Stratotipo del Piacenziano
Dalla fine del Settecento nei terreni argillosi e sabbiosi dell'area orientale dell'Appennino piacentino, ed in particolare lungo le ripide pareti dei calanchi e nelle incisioni di piccoli rii delle valli del Nure, Chiavenna, Arda e Ongina, venivano alla luce le testimonianze fossili del "mare pliocenico".
Ma già tre secoli prima Leonardo da Vinci, che per primo riconobbe l'origine organica dei resti fossili, ebbe modo di vedere le conchiglie raccolte nel Piacentino mentre si trovava a Milano dove stava lavorando alla statua equestre di Francesco Sforza ed una citazione su questi fossili, che il maestro chiamava nichi, e sui luoghi dai quali provenivano è riportata nel celeberrimo Codice Leicester (folio 9 verso).
Chi contribuì maggiormente alla ricerca ed alla conoscenza del Pliocene locale fu Giuseppe Cortesi, consigliere del tribunale di Piacenza e successivamente professore onorario di geologia all'Università di Parma. Egli si appassionò talmente alla ricerca da stipendiare degli osservatori per tenere sotto controllo le aree con il compito di avvisarlo nel caso affiorassero frammenti scheletrici ed in breve potè riunire, oltre alle conchiglie, diversi e grandiosi resti di rinoceronte, elefanti, ma soprattutto delfini e balenottere.
I numerosi scheletri fossili raccolti dal Cortesi prima del 1809 vennero acquistati dal regno Lombardo Veneto e successivamente trasferiti nel Museo di storia naturale di Milano dove furono tutti distrutti durante il secondo conflitto mondiale. Il materiale riunito dal naturalista dopo il 1809 venne invece acquistato dal governo parmense nel 1841 per il Gabinetto di storia naturale dell'università che successivamente acquistò anche gli scheletri fossili di altri cetacei rinvenuti sui collli piacentini da un altro ricercatore locale, Giovanni Podestà di Castell'Arquato.

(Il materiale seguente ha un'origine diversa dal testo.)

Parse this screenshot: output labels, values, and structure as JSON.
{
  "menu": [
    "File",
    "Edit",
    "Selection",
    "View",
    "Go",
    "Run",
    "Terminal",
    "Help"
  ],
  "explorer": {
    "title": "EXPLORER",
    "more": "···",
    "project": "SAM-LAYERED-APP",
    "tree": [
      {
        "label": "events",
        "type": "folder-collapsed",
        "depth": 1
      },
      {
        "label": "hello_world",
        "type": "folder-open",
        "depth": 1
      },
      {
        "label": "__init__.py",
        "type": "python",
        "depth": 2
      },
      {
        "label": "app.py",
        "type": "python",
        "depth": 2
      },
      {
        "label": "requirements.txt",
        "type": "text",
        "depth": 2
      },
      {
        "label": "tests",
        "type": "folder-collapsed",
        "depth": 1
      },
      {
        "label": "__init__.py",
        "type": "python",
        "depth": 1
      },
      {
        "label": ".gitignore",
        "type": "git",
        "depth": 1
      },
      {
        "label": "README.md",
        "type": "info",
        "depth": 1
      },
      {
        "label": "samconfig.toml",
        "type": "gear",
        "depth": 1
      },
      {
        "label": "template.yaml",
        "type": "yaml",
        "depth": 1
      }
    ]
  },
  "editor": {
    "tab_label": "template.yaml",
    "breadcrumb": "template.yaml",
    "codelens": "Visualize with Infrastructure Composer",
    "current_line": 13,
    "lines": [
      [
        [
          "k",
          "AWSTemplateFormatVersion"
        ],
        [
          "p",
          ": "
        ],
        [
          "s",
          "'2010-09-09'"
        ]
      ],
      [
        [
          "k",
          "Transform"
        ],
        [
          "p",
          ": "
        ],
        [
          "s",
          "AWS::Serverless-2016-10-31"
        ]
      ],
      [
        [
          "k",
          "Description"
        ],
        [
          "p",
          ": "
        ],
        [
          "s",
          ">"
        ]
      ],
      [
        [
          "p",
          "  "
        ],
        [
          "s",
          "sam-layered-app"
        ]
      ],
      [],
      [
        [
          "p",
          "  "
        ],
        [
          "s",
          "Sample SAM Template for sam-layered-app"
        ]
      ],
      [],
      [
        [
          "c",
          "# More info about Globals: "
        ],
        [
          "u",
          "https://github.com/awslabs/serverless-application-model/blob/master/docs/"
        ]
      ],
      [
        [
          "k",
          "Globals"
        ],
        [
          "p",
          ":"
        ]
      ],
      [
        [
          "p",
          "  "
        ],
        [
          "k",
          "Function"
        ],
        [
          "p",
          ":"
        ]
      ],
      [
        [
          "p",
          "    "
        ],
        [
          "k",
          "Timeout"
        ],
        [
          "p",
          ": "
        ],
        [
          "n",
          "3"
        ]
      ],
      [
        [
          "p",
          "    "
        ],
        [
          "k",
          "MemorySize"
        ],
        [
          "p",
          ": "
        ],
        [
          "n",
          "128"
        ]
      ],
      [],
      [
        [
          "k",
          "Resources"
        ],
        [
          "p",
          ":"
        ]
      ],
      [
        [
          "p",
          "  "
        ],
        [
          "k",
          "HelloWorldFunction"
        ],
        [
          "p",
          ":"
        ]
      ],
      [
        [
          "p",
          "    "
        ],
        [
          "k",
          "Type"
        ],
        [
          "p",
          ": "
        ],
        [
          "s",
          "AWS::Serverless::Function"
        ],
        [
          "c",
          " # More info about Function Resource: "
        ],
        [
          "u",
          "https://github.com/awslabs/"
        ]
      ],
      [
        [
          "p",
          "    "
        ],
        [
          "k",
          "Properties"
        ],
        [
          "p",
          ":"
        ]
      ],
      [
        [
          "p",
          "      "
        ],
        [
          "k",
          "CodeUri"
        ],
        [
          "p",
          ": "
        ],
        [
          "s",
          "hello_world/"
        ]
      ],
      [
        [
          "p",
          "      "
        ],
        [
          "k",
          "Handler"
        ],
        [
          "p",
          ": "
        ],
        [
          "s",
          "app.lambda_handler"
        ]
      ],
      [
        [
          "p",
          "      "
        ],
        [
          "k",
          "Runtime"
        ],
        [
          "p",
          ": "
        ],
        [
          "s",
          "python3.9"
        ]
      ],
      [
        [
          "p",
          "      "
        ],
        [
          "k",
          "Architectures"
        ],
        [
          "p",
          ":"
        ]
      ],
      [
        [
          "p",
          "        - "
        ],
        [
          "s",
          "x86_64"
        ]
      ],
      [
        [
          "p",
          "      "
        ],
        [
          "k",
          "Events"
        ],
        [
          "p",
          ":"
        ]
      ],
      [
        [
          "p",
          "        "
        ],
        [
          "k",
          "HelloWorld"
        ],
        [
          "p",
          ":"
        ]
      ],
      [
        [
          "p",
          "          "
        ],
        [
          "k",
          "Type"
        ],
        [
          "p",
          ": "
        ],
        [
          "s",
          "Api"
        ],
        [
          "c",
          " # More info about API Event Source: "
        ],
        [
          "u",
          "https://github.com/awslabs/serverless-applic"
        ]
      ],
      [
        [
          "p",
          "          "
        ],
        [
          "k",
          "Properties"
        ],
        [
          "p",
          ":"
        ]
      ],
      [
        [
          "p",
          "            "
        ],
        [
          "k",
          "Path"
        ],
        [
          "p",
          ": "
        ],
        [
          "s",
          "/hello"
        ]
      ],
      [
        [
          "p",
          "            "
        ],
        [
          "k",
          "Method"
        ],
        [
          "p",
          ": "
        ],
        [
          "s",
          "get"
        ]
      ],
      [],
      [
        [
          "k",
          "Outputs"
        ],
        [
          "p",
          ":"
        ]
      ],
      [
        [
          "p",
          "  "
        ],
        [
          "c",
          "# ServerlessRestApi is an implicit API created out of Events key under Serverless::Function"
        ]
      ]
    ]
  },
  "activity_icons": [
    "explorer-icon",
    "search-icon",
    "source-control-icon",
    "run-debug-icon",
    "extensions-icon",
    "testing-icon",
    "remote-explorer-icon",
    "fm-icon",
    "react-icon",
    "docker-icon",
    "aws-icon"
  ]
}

L'importanza e la grande varietà di esemplari fossili, specialmente per quanto riguarda la malacologia, richiamarono a più riprese l'attenzione di numerosi studiosi tra cui il Brocchi che nella sua "Conchiologia fossile subappenninna" nel 1814 presenta la propria collezione (una delle più note raccolte del Terziario europeo), oggi conservata al Museo di storia naturale di Milano, in cui sono presenti anche diversi reperti provenienti da Castell'Arquato.
Anche Georges Cuvier si interessò dei fossili rinvenuti in Valchiavenna e in Valdarda visitando personalmente la collezione del Cortesi che citò infatti nelle sue opere. In effetti l'interesse per il ritrovamenti effettuati nel territorio piacentino era in quel periodo accresciuto dal fatto che gran parte delle collezioni locali venivano vendute all'estero e questo concorse a disseminare per i maggiori musei europei i fossili della Val d'Arda aumentando negli studiosi di vari paesi l'interesse per questa località.
Allo svizzero Carl Mayer si deve l'istituzione nel 1858 di un piano geologico che prende il nome dalla provincia di Piacenza: il Piacenziano (Piacenzische stufe) utilizzato per indicare quelle "Blue mergel", di cui proprio la Val d' Arda è la zona più tipica.
Successivamente, nel 1865 Pareto L. suggerì di assumere come "sezione tipo" del Piacenziano la successione di strati affioranti in sinistra idrografica del torrente Arda tra gli abitati di Lugagnano e Castell'Arquato.
Recentemente la comunità scientifica ha ripreso il concetto di Piacenziano ridefinendo i limiti temporali e, soprattutto, proponendo di riutilizzare come base di confronto quel tratto di stratotipo compreso tra Monte Giogo e Castell'Arquato, non interessato da lacune sedimentarie, dove le associazioni faunistiche ben documentano le "estinzioni" causate dal deterioramento climatico che accompagna la formazione della calotta artica.
La straordinaria abbondanza di resti fossili che caratterizza questi sedimenti ed il loro ottimo stato di conservazione costituiscono inoltre un punto di partenza e/o di arrivo per coloro che si interessano delle problematiche connesse all'evoluzione del popolamento faunistico del bacino del Mediterraneo e, soprattutto, alle variazioni faunistiche che accompagnano l'evoluzione ambientale di un bacino.